The individual investor is set to become the sole source of net flows into the global asset management industry, bringing profits under pressure, intensifying competition, and attracting greater regulatory scrutiny, according to a new report. This new environment will pose new challenges and opportunities for the industry.

Darien, Conn.-based investment industry consulting firm Casey Quirk & Associates LLC on Monday issued a new white paper, which argues that the fortunes of the global asset management industry will become solely dependent on retail investors over the next few years. It says that by 2020, 120% of net new flows into investment strategies will come from individual investors, up from 90% in 2014.

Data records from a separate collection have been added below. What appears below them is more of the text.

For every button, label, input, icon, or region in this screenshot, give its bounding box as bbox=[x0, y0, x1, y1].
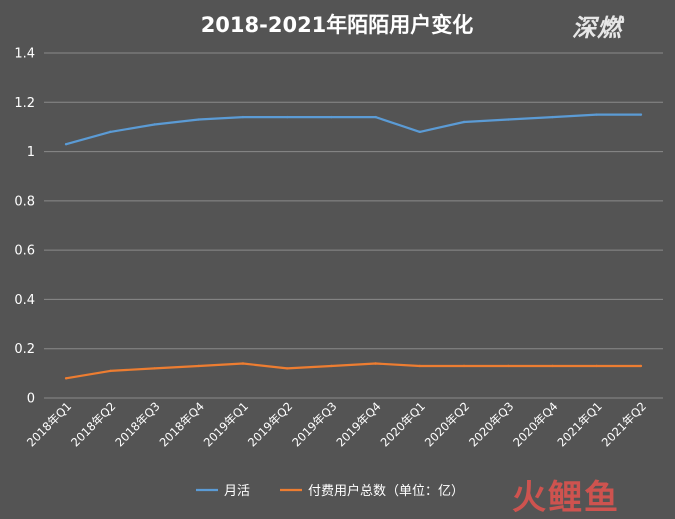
data-point-1-0 bbox=[64, 377, 68, 380]
data-point-0-2 bbox=[153, 123, 156, 126]
x-tick-label-0: 2018年Q1 bbox=[24, 399, 74, 449]
data-point-0-0 bbox=[64, 142, 68, 146]
data-point-1-12 bbox=[595, 364, 598, 368]
data-point-1-6 bbox=[330, 364, 333, 368]
data-point-1-11 bbox=[551, 364, 554, 368]
data-point-0-11 bbox=[551, 115, 554, 119]
series-line-0 bbox=[64, 113, 643, 146]
legend-label-0: 月活 bbox=[224, 484, 250, 499]
data-point-0-4 bbox=[241, 115, 245, 119]
x-tick-label-4: 2019年Q1 bbox=[201, 399, 251, 449]
y-tick-label-4: 0.8 bbox=[14, 194, 35, 209]
y-tick-label-3: 0.6 bbox=[14, 244, 35, 259]
y-tick-label-7: 1.4 bbox=[14, 47, 35, 62]
x-tick-label-3: 2018年Q4 bbox=[157, 399, 207, 449]
data-point-0-12 bbox=[595, 113, 598, 116]
data-point-0-5 bbox=[285, 115, 289, 119]
series-line-1 bbox=[64, 362, 643, 380]
data-point-1-3 bbox=[197, 364, 200, 368]
x-tick-label-10: 2020年Q3 bbox=[466, 399, 516, 449]
data-point-1-2 bbox=[153, 367, 156, 370]
data-point-0-9 bbox=[462, 120, 466, 124]
data-point-1-8 bbox=[418, 364, 422, 368]
x-tick-label-9: 2020年Q2 bbox=[422, 399, 472, 449]
data-point-0-13 bbox=[639, 113, 643, 116]
y-tick-label-5: 1 bbox=[27, 145, 35, 160]
x-tick-label-12: 2021年Q1 bbox=[554, 399, 604, 449]
y-tick-label-1: 0.2 bbox=[14, 342, 35, 357]
data-point-0-3 bbox=[197, 118, 200, 121]
data-point-0-1 bbox=[109, 130, 112, 134]
data-point-1-4 bbox=[241, 362, 245, 365]
y-tick-label-6: 1.2 bbox=[14, 96, 35, 111]
x-tick-label-8: 2020年Q1 bbox=[378, 399, 428, 449]
data-point-0-10 bbox=[507, 118, 510, 121]
legend-label-1: 付费用户总数（单位：亿） bbox=[308, 483, 464, 499]
chart-title: 2018-2021年陌陌用户变化 bbox=[201, 13, 474, 37]
x-tick-label-1: 2018年Q2 bbox=[68, 399, 118, 449]
data-point-1-1 bbox=[109, 369, 112, 373]
data-point-1-7 bbox=[374, 362, 377, 365]
x-tick-label-6: 2019年Q3 bbox=[289, 399, 339, 449]
data-point-0-8 bbox=[418, 130, 422, 134]
x-tick-label-11: 2020年Q4 bbox=[510, 399, 560, 449]
x-tick-label-7: 2019年Q4 bbox=[333, 399, 383, 449]
x-tick-label-13: 2021年Q2 bbox=[599, 399, 649, 449]
x-tick-label-2: 2018年Q3 bbox=[112, 399, 162, 449]
data-point-1-5 bbox=[285, 367, 289, 370]
data-point-1-9 bbox=[462, 364, 466, 368]
data-point-1-13 bbox=[639, 364, 643, 368]
y-tick-label-2: 0.4 bbox=[14, 293, 35, 308]
data-point-0-6 bbox=[330, 115, 333, 119]
data-point-1-10 bbox=[507, 364, 510, 368]
logo: 深燃 bbox=[572, 14, 622, 42]
x-tick-label-5: 2019年Q2 bbox=[245, 399, 295, 449]
y-tick-label-0: 0 bbox=[27, 392, 35, 407]
watermark: 火鲤鱼 bbox=[512, 478, 620, 518]
data-point-0-7 bbox=[374, 115, 377, 119]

Institutional investors will still represent a significant source of revenues, but the white paper argues that firms will largely gain assets by taking them from rivals, rather than through organic growth. Overall, organic growth for the industry is expected to slow to 2% by 2020, the white paper says. At the same time, the white paper foresees greater competition from other financial services firms from outside the traditional asset management business.

This increased reliance on individual investors, slowing top line growth, and increasing competition, will also transform the industry, the white paper suggests. For example, the white paper predicts that while industry profit margins will remain healthy overall, the gulf between successful and unsuccessful asset managers will widen.

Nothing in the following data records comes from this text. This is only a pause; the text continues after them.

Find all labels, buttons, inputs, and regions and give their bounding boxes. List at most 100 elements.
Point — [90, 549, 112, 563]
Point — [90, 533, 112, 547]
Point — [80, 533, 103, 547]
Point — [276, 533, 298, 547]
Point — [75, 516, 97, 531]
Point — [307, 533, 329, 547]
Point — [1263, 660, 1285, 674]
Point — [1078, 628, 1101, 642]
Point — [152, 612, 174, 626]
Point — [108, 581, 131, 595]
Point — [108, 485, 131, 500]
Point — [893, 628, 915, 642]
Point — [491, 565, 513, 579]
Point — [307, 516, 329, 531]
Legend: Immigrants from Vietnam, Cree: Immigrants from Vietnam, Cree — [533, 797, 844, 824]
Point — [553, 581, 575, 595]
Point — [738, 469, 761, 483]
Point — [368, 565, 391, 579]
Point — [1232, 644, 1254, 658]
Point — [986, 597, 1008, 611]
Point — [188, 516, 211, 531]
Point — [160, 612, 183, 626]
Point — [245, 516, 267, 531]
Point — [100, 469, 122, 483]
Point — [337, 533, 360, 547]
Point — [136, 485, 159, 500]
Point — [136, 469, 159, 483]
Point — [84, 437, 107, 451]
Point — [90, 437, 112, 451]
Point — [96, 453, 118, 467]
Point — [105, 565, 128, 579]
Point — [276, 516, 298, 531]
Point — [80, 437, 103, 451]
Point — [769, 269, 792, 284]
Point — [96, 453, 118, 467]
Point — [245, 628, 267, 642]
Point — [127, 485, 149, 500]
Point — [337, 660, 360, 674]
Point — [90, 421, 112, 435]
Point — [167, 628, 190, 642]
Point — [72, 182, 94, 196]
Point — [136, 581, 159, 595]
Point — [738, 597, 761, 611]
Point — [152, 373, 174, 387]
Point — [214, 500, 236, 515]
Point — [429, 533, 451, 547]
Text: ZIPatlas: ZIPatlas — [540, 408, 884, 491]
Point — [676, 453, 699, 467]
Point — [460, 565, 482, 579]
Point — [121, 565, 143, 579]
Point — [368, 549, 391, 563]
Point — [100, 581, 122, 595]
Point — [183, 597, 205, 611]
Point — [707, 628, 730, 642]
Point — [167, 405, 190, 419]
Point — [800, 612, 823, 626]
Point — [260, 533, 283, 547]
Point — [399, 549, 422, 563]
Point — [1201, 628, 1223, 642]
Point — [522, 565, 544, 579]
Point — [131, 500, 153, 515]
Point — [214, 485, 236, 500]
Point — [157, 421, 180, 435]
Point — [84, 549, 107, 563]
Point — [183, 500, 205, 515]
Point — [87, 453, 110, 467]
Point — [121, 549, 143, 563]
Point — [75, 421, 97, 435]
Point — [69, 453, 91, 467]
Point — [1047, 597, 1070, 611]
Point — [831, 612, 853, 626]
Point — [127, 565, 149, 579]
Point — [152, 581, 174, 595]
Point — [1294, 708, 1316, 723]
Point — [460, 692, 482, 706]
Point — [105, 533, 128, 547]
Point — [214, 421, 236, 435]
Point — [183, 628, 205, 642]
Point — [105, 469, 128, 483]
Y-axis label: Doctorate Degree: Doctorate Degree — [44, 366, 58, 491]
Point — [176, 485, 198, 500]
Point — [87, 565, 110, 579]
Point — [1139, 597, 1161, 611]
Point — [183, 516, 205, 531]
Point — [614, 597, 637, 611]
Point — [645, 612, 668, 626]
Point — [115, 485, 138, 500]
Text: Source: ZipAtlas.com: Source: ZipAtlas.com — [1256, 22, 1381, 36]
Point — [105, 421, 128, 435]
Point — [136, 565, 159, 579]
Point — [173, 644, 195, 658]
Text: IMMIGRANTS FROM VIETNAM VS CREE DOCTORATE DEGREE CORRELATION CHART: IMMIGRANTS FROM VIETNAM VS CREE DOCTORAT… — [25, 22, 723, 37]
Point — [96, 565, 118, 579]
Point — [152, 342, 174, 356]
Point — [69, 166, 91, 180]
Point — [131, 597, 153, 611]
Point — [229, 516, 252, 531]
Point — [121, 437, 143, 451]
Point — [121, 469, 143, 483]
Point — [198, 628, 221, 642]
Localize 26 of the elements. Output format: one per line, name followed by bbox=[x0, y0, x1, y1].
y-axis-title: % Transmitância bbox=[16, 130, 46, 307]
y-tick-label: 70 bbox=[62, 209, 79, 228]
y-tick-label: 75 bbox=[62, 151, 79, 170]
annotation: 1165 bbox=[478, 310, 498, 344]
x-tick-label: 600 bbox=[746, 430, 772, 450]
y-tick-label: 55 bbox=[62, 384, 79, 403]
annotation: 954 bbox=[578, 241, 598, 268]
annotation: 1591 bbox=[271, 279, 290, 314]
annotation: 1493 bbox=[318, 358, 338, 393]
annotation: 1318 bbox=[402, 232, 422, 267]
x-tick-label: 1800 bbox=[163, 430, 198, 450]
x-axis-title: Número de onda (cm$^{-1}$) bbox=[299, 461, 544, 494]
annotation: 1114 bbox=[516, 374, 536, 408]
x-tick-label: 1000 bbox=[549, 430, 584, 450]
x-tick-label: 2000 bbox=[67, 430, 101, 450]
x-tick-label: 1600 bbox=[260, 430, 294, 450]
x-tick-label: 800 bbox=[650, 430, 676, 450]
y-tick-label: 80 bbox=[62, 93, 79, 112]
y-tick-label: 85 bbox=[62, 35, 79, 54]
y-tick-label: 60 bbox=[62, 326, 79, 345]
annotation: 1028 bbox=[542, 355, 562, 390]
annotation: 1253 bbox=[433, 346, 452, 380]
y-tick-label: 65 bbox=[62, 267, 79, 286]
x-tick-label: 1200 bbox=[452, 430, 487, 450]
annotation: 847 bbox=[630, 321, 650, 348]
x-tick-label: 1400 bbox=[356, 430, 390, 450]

In this environment, regulators will also push the industry toward more objective advice, the white paper predicts. “Policymakers worldwide ‘will call for objective and discretely priced investment advice’, re-arranging economics for asset managers,” the white paper says.

To win business from individual investors, the industry’s leading players will need to change how they compete embracing new competitive differentiators, such as product development, brand, and risk management, rather than relying solely on investment performance, the white paper says.

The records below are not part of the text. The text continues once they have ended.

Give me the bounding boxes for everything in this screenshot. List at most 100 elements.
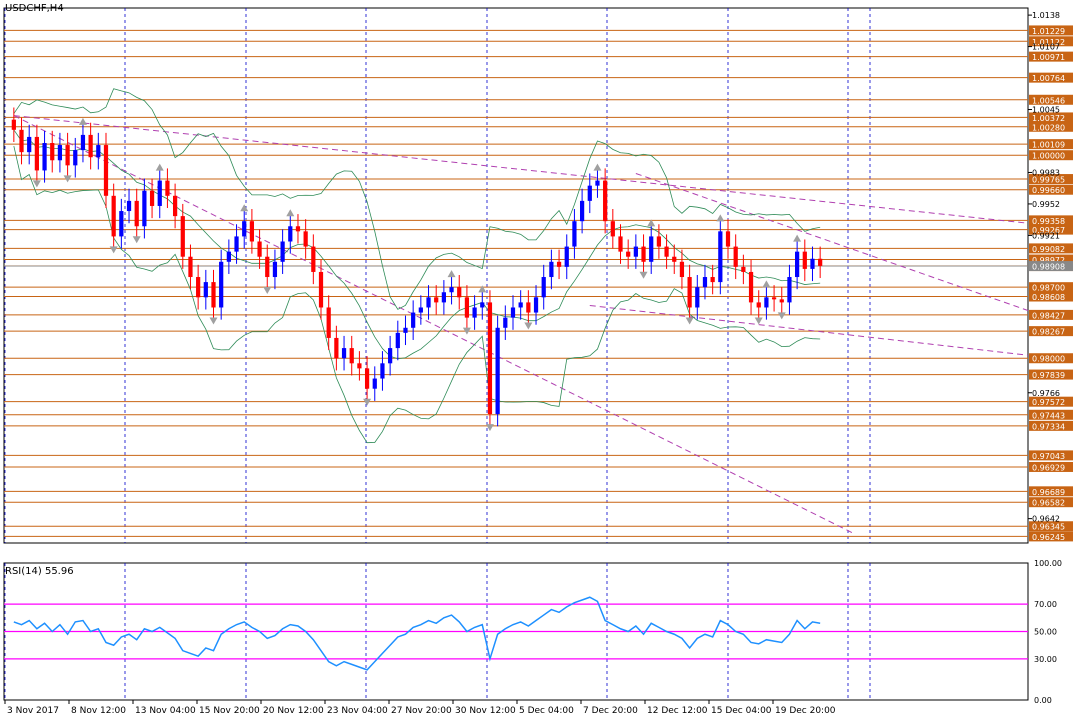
candle-body (303, 231, 308, 247)
candle-body (326, 307, 331, 338)
candle-body (595, 180, 600, 186)
fractal-up-arrow (716, 214, 725, 222)
price-tick-label: 0.9642 (1032, 515, 1060, 524)
candle-body (487, 302, 493, 415)
price-badge-label: 0.99267 (1032, 226, 1065, 235)
candle-body (27, 136, 32, 153)
fractal-down-arrow (777, 312, 786, 320)
fractal-up-arrow (286, 209, 295, 217)
price-badge (1029, 497, 1073, 508)
candle-body (818, 258, 823, 266)
candle-body (702, 277, 708, 288)
price-badge (1029, 139, 1073, 150)
candle-body (472, 307, 477, 318)
price-badge (1029, 36, 1073, 47)
candle-body (388, 348, 393, 364)
candle-body (787, 277, 792, 303)
price-tick-label: 0.9983 (1032, 168, 1060, 177)
candle-body (288, 226, 293, 242)
candle-body (679, 261, 685, 278)
price-badge-label: 1.01229 (1032, 27, 1065, 36)
fractal-down-arrow (63, 175, 72, 183)
candle-body (587, 185, 592, 201)
price-badge (1029, 174, 1073, 185)
price-badge-label: 0.96929 (1032, 463, 1065, 472)
candle-body (526, 302, 531, 313)
price-badge (1029, 224, 1073, 235)
price-badge (1029, 396, 1073, 407)
time-axis-label: 15 Nov 20:00 (199, 706, 260, 716)
price-badge-label: 1.01122 (1032, 38, 1065, 47)
candle-body (165, 180, 170, 196)
time-axis-label: 19 Dec 20:00 (775, 706, 836, 716)
time-axis-label: 12 Dec 12:00 (647, 706, 708, 716)
candle-body (441, 292, 446, 303)
candle-body (541, 277, 546, 298)
candle-body (188, 256, 193, 278)
rsi-tick-label: 100.00 (1034, 559, 1062, 568)
fractal-down-arrow (363, 398, 372, 406)
price-badge-label: 0.99358 (1032, 217, 1065, 226)
candle-body (426, 297, 431, 308)
candle-body (249, 221, 255, 242)
candle-body (656, 236, 662, 247)
fractal-up-arrow (240, 204, 249, 212)
candle-body (718, 231, 723, 283)
fractal-down-arrow (524, 322, 533, 330)
fractal-up-arrow (793, 234, 802, 242)
candle-body (748, 271, 754, 303)
price-badge-label: 1.00546 (1032, 96, 1065, 105)
fractal-up-arrow (155, 163, 164, 171)
price-badge-label: 0.97043 (1032, 452, 1065, 461)
fractal-down-arrow (754, 317, 763, 325)
price-badge (1029, 531, 1073, 542)
fractal-down-arrow (132, 236, 141, 244)
candle-body (126, 200, 132, 212)
candle-body (211, 282, 216, 308)
candle-body (34, 136, 39, 171)
current-price-badge (1029, 261, 1073, 272)
time-axis-label: 27 Nov 20:00 (391, 706, 452, 716)
rsi-tick-label: 70.00 (1034, 600, 1057, 609)
candle-body (725, 231, 731, 247)
fractal-down-arrow (109, 246, 118, 254)
candle-body (172, 195, 178, 217)
candle-body (564, 246, 569, 267)
price-badge (1029, 51, 1073, 62)
price-badge-label: 0.96245 (1032, 533, 1065, 542)
price-badge-label: 0.98700 (1032, 284, 1065, 293)
candle-body (672, 256, 677, 262)
candle-body (134, 200, 139, 227)
price-badge (1029, 121, 1073, 132)
candle-body (618, 236, 623, 252)
candle-body (111, 195, 116, 237)
trend-line (13, 115, 853, 534)
price-tick-label: 0.9766 (1032, 389, 1060, 398)
trend-line (589, 304, 1029, 356)
time-axis-label: 30 Nov 12:00 (455, 706, 516, 716)
time-axis-label: 5 Dec 04:00 (519, 706, 574, 716)
price-badge-label: 0.98972 (1032, 256, 1065, 265)
rsi-line (13, 596, 821, 671)
price-badge (1029, 94, 1073, 105)
price-badge-label: 0.97334 (1032, 422, 1065, 431)
candle-body (449, 287, 454, 293)
candle-body (572, 221, 577, 247)
price-badge-label: 1.00971 (1032, 53, 1065, 62)
price-badge (1029, 461, 1073, 472)
price-badge (1029, 409, 1073, 420)
candle-body (19, 129, 24, 153)
candle-body (549, 261, 554, 278)
fractal-down-arrow (462, 327, 471, 335)
candle-body (73, 150, 78, 166)
bollinger-lower (13, 145, 821, 444)
candle-body (733, 246, 738, 267)
candle-body (687, 277, 692, 308)
chart-title: USDCHF,H4 (5, 3, 64, 14)
price-badge (1029, 112, 1073, 123)
candle-body (364, 368, 370, 389)
candle-body (50, 143, 55, 161)
price-badge (1029, 450, 1073, 461)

“Producing a slightly better mousetrap is not going to cut it in this era of individual investors guiding investment flows,” says Benjamin Phillips, a partner at Casey Quirk and co-author of the paper, in a statement. “Asset managers will face growing competition from larger financial services firms and will only prove their value by offering differentiated value propositions, strong performance, especially in outcome-oriented investments, and the brand to back it up.”